Received for publication June 28, 2005. Accepted for publication January 15, 2006.

This study’s objective was to determine the incidence and mortality of acute renal failure (ARF) in Medicare beneficiaries. Data were from hospitalized Medicare beneficiaries (5,403,015 discharges) between 1992 and 2001 from the 5% sample of Medicare claims. For 1992 to 2001, the overall incidence rate of ARF was 23.8 cases per 1000 discharges, with rates increasing by approximately 11% per year. Older age, male gender, and black race were strongly associated (P < 0.0001) with ARF. The overall in-hospital death rate was 4.6% in discharges without ARF, 15.2% in discharges with ARF coded as the principal diagnosis, and 32.6% in discharges with ARF as a secondary diagnosis.

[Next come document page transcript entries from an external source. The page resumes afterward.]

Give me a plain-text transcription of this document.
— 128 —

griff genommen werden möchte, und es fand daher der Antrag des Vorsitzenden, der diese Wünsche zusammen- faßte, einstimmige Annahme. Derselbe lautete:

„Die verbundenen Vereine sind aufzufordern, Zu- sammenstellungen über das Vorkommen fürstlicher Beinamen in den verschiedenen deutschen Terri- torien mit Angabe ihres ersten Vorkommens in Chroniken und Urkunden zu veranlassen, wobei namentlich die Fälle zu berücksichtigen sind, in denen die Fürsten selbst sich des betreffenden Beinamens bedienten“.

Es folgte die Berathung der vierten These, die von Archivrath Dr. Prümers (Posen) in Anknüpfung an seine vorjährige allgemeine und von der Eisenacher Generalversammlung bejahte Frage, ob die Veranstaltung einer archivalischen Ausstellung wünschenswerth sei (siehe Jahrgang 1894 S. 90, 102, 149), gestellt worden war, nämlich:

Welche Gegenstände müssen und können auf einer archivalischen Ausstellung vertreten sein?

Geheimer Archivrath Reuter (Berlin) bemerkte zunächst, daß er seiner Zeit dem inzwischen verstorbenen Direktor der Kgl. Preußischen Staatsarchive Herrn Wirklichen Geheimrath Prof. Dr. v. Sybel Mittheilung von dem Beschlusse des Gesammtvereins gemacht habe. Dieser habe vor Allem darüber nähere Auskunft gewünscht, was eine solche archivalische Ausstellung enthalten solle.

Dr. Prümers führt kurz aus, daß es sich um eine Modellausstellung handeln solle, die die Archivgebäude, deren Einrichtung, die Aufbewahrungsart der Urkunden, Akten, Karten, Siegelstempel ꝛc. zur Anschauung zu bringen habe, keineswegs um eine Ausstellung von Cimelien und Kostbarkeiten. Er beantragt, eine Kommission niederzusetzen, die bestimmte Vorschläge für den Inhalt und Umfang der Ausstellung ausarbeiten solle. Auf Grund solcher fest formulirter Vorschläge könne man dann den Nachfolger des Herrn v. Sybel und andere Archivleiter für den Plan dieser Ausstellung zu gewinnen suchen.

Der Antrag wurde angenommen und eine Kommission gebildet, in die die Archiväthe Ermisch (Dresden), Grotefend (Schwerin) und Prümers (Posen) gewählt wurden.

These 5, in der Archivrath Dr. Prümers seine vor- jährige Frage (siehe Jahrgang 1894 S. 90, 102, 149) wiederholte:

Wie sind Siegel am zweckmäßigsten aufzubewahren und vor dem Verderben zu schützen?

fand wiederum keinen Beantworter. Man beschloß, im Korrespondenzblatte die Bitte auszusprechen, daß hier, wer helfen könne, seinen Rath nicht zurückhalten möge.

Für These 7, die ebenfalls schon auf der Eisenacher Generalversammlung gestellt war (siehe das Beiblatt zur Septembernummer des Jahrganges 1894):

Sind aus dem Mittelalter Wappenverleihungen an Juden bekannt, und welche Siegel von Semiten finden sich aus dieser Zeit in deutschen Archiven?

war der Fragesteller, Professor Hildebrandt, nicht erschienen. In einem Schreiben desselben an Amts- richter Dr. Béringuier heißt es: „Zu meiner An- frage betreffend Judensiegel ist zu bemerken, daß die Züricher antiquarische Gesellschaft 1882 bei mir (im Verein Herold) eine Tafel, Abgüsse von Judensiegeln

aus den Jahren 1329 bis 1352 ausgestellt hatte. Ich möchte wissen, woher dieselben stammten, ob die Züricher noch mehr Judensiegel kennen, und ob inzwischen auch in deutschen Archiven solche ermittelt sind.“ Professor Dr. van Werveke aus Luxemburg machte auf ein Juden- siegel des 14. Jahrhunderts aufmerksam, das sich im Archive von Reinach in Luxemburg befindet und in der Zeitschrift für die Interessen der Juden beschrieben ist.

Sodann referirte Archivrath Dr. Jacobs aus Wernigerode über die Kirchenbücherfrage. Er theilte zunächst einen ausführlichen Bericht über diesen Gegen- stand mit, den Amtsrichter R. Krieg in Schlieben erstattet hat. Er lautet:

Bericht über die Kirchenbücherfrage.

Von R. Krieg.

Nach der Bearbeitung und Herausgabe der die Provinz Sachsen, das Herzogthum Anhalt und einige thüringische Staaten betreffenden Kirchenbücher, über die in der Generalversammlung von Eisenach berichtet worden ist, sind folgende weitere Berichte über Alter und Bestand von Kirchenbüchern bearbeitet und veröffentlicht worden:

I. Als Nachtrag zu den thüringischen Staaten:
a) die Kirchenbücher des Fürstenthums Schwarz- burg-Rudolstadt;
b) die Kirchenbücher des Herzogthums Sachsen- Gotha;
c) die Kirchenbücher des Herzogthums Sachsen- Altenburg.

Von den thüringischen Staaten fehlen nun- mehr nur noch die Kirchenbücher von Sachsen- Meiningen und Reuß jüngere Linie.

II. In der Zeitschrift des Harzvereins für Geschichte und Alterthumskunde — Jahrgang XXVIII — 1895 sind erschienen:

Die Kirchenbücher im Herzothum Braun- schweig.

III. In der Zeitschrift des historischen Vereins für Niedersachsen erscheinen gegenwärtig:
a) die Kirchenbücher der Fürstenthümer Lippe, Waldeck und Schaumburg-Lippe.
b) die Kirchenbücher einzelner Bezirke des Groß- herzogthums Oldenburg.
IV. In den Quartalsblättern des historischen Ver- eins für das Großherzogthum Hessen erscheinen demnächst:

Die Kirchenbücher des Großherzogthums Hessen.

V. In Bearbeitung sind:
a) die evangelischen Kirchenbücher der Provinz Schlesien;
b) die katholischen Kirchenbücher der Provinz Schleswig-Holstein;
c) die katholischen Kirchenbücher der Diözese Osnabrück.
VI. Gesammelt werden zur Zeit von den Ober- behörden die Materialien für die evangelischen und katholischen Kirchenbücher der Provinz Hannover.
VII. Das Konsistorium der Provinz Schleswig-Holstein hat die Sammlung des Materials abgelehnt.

In-hospital death rates were 32.9% in discharges with ARF that required renal dialysis and 27.5% in those with ARF that did not require dialysis. Death within 90 d after hospital admission was 13.1% in discharges without ARF, 34.5% in discharges with ARF coded as the principal diagnosis, and 48.6% in discharges with ARF as a secondary diagnosis. Discharges with ARF were more (P < 0.0001) likely to have intensive care and other acute organ dysfunction than those without ARF. For discharges both with and without ARF, rates for death within 90 d after hospital admission showed a declining trend. In conclusion, the incidence rate of ARF in Medicare beneficiaries has been increasing. Those of older age, male gender, and black race are more likely to have ARF. These data show ARF to be a major contributor to morbidity and mortality in hospitalized patients.